Bank of America fourth-quarter CDO-related write-downs likely to exceed previous projection

By Jennifer Lanning Drey

Portland, Ore., Dec. 12 - Bank of America Corp. expects fourth-quarter write-downs related to collateralized debt obligations (CDOs) to exceed the company's previous estimate of $3 billion, chief executive officer Ken Lewis said Wednesday during a presentation at the Goldman Sachs Financial Services CEO Conference in New York.

"In the past month, the markets have turned down again and will probably be challenging into next year," Lewis said.

In addition to the CDO-related troubles, Lewis said Bank of America's trading revenue has been considerably depressed by a lack of business activities and widening spreads in a number of product categories.

"While we do not have a practice of forecasting quarterly earnings, I think you certainly can assume results will be disappointing. The final write-downs of CDOs are unknowable, but at the present time we do expect to be profitable in the fourth quarter," he said.

Also during the presentation, Lewis said Bank of America plans to monetize its investment in the China Construction Bank and is currently working with the Chinese to determine the level they would be comfortable with Bank of America holding.

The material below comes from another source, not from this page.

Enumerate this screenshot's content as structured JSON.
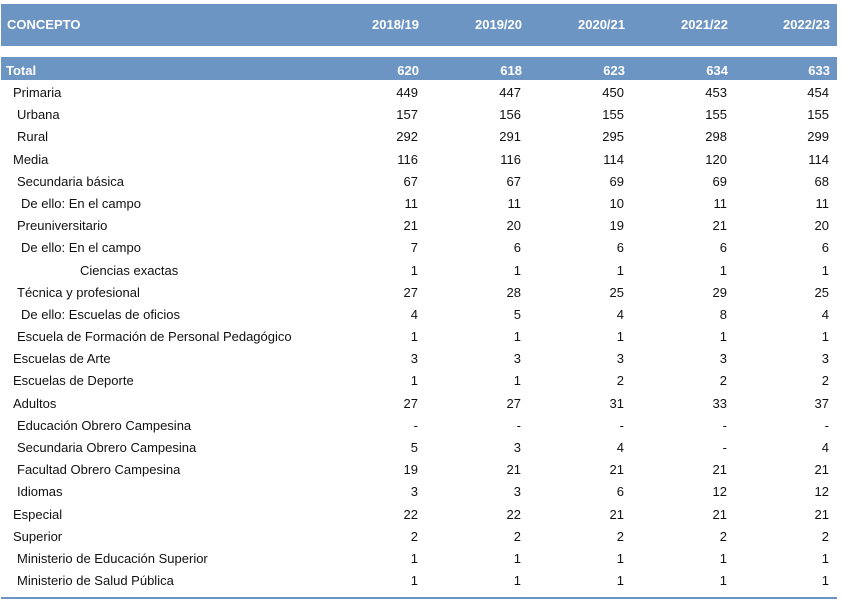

Bank of America can begin monetizing the Chinese bank investment in 2008.

The comments were made in response to a question from an analyst.

Slow economy, no recession

Additionally on Wednesday, Lewis addressed general economic conditions, which the bank believes to be slowing but not yet to the level of a recession.

"The economy is definitely slowing. We expect weak fourth and first quarters, but at this point, we're not forecasting a recession," Lewis said.

Bank of America believes that GDP will grow at the below-trend level of 1.5% to 2.0% in 2008, with the second half of the year being stronger than the first.

"However, we are closely watching the impact on consumers of the housing recession, high energy costs and subprime loans. Obviously, credit quality will be impacted by whatever happens in the economy.

"Credit quality has been good, but we do not see the current levels continuing as economic growth slows," Lewis said.